In 1988, he left Olivetti to start the Active Book Company, investing one million pounds of his own money. Not wanting to repeat the mistakes made by Acorn, which had kept its technology to itself, he demonstrated the Active Book to as many large companies as he could. AT&T acquired Active Book and incorporated it into EO in July 1991. Hauser became Chief Technical Officer and Chairman of EO Europe. EO folder on Friday 29 July 1994.
In 1990, Hauser was involved in spinning out Advanced RISC Machines (ARM) from Acorn.
In 1993, Hauser set up Advanced Telecommunication Modules Ltd with Andy Hooper. The company was acquired by Conexant Systems on 1 March 2004. He founded NetChannel Ltd in June 1996 as a holding company in order to begin work on marketing the NetStation. Net Channel was sold to AOL in 1998. He claimed in the 1990s that the networking technology used for AppleTalk was based on the (unpatented) Cambridge Ring.
In 1997 he co-founded Amadeus Capital Partners Ltd, a venture capital company, and in 1998 he co-founded Cambridge Network Ltd with David Cleevely and Alec Broers.
In 1998, Hauser was elected into an Honorary Fellowship of Hughes Hall, Cambridge, and he was also elected into an Honorary Fellowship of Kings College with effect from 1 January 2000. In the same year he was awarded the Mountbatten Medal.
In 2000, Plastic Logic was founded, with Hauser as chairman.
Hauser was awarded an Honorary CBE for “innovative service to the UK enterprise sector” in 2001.
On 14 June 2001, the Hauser-Raspe Foundation was registered as a charity by Dr Hermann Hauser and Dr Pamela Raspe to advance education.
On 8 July 2002, Hauser was elected as a Fellow of the Institute of Physics and as a Fellow of the Royal Academy of Engineering.
In August 2004, Amadeus Capital Partners led the Series B venture capital financing of Solexa Ltd and Hermann Hauser joined its Board of Directors. Solexa developed a next-generation DNA sequencing technology which became the market leader. Solexa was sold to Illumina, Inc (ILMN) of San Diego in January 2007 for over $600M. In 2009, Dr Hauser was announced as the first customer of the Illumina Personal Genome Sequencing service.

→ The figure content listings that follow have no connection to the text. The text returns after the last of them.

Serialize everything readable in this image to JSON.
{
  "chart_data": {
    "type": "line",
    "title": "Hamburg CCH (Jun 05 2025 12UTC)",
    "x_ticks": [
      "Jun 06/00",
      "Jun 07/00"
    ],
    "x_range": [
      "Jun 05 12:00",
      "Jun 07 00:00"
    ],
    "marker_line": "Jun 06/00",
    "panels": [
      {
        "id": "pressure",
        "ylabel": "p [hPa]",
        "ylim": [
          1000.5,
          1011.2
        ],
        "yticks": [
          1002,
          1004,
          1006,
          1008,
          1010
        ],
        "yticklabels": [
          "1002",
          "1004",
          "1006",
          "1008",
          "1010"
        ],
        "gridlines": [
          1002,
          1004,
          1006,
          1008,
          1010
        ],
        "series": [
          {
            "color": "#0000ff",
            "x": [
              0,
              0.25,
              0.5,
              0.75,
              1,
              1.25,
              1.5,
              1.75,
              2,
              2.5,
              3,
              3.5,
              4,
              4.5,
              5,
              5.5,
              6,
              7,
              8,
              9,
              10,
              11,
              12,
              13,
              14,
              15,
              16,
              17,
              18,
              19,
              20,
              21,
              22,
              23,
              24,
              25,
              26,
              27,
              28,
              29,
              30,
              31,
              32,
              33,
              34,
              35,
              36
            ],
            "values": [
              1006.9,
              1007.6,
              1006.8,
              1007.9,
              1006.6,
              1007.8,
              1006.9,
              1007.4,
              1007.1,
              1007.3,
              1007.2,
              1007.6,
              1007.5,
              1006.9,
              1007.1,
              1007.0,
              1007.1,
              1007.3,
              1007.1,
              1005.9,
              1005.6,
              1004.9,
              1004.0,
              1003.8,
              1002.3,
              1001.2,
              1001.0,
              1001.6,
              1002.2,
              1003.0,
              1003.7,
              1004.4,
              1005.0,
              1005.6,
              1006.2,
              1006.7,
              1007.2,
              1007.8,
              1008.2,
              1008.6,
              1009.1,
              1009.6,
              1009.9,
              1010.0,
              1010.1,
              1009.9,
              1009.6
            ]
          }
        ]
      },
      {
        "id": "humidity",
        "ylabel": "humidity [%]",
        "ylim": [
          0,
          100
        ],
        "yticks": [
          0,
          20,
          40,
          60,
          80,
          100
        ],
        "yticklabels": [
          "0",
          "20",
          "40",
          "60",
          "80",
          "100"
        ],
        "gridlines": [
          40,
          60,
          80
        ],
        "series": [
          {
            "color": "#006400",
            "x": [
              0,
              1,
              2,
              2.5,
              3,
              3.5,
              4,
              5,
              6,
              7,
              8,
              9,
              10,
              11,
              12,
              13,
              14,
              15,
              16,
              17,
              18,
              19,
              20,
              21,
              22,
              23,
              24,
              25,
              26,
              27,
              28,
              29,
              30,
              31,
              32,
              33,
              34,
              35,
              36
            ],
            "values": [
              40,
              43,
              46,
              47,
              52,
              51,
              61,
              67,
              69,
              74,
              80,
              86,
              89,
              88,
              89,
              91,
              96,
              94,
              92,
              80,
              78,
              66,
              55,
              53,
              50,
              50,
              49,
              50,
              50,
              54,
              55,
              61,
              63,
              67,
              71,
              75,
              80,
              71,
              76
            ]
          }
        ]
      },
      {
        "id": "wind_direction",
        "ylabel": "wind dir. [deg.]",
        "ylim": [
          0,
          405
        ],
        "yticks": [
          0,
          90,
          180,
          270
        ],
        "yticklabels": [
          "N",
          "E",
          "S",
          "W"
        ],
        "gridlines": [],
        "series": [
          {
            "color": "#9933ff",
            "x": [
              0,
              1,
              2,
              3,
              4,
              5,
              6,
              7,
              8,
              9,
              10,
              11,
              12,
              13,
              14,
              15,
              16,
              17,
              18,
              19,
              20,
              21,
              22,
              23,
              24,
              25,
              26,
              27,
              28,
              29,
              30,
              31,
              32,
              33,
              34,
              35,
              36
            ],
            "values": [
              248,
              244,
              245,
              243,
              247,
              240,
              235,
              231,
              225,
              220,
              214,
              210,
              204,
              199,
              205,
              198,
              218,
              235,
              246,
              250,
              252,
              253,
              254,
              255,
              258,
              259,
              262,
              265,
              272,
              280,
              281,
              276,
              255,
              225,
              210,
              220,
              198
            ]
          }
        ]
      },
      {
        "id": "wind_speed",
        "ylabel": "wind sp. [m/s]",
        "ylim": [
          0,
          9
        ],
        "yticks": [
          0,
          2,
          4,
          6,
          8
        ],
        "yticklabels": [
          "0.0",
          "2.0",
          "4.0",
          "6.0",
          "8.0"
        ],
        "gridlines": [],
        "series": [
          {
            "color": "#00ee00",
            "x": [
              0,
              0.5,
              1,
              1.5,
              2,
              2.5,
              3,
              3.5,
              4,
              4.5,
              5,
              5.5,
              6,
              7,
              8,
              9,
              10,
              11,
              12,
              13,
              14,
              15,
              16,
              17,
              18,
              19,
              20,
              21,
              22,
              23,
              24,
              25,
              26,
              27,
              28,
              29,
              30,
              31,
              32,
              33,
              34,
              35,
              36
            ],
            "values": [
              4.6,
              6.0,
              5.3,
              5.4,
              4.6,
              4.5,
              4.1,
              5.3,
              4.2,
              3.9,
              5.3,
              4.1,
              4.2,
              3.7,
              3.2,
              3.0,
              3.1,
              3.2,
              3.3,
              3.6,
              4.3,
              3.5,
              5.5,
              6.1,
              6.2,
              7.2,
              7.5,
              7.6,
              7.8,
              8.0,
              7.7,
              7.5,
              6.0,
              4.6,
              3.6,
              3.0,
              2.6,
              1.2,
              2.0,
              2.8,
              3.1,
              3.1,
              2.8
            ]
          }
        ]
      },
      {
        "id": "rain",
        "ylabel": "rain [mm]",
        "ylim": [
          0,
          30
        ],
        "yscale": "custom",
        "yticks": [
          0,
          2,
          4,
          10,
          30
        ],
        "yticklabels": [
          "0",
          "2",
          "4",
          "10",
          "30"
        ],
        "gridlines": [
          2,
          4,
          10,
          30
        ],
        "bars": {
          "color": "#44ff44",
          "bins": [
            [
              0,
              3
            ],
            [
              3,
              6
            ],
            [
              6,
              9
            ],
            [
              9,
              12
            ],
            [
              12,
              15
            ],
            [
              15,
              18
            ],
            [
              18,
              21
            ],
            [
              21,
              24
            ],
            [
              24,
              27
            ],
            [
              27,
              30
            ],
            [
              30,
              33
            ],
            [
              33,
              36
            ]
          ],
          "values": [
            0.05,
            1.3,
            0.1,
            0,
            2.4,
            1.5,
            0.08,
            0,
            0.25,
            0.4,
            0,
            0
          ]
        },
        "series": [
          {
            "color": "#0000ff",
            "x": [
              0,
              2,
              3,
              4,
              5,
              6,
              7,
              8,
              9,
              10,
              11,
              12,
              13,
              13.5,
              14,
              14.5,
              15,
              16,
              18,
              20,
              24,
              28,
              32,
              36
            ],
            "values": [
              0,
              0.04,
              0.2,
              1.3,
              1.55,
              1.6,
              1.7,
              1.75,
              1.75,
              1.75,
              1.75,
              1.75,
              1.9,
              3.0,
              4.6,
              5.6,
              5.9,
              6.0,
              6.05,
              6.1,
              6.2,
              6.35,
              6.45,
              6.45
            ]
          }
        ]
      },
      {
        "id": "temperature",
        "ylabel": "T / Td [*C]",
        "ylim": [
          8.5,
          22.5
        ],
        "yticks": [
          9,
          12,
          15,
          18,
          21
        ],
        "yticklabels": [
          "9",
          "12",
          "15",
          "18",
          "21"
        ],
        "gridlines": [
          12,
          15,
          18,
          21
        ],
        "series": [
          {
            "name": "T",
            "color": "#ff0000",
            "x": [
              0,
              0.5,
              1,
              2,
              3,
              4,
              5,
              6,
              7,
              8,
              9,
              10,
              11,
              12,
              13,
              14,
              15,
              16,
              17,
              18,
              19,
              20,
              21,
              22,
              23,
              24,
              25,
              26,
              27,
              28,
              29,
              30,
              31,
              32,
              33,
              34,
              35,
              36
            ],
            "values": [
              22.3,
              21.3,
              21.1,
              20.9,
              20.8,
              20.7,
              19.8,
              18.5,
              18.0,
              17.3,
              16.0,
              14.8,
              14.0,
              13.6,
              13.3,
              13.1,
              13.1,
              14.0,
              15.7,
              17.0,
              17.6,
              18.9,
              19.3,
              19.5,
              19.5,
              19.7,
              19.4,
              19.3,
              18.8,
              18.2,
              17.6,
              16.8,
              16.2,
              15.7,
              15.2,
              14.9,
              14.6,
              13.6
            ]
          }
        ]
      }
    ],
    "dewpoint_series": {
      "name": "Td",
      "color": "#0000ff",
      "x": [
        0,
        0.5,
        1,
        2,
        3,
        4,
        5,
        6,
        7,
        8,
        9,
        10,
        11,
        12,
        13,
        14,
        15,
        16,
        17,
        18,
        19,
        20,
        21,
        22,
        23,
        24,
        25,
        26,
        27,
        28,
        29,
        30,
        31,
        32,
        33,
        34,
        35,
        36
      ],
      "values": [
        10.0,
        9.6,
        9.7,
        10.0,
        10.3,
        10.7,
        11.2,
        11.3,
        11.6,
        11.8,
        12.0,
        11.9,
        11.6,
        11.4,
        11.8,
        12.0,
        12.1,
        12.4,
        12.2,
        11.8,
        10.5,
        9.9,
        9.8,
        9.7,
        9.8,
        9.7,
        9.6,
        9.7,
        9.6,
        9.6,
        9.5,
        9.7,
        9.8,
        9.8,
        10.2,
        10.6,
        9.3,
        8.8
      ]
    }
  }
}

In 2005, Hauser received a Lifetime Achievement Award for his work as a venture capitalist and entrepreneur. The award was presented at the annual European Electronics Industry Awards in London.
As of 2009, Dr Hauser is the head of the East Anglia Stem Cell research network.
Dr Hauser is a Non-Executive Director of Cambridge Display Technology Ltd, a Non-Executive Director of XMOS Ltd and a Member of the Board of Red-M (Communications) Ltd. He holds honorary doctorates from the Universities of Bath and Loughborough and from Anglia Ruskin University. He is a member of the Advisory Board on the Higher Education Innovation Fund and of the UK’s Council for Science and Technology. Hauser was commissioned by the Department for Business, Innovation and Skills to write a report on technology and innovation in the UK, which contributed to the government’s fund for Technology and Innovation Centres.
In 2010, Eureka, in its “100 most important scientists”, placed Hauser at 51. He became patron for The Centre for Computing History in December 2001, 30 years after the launch of the BBC Micro.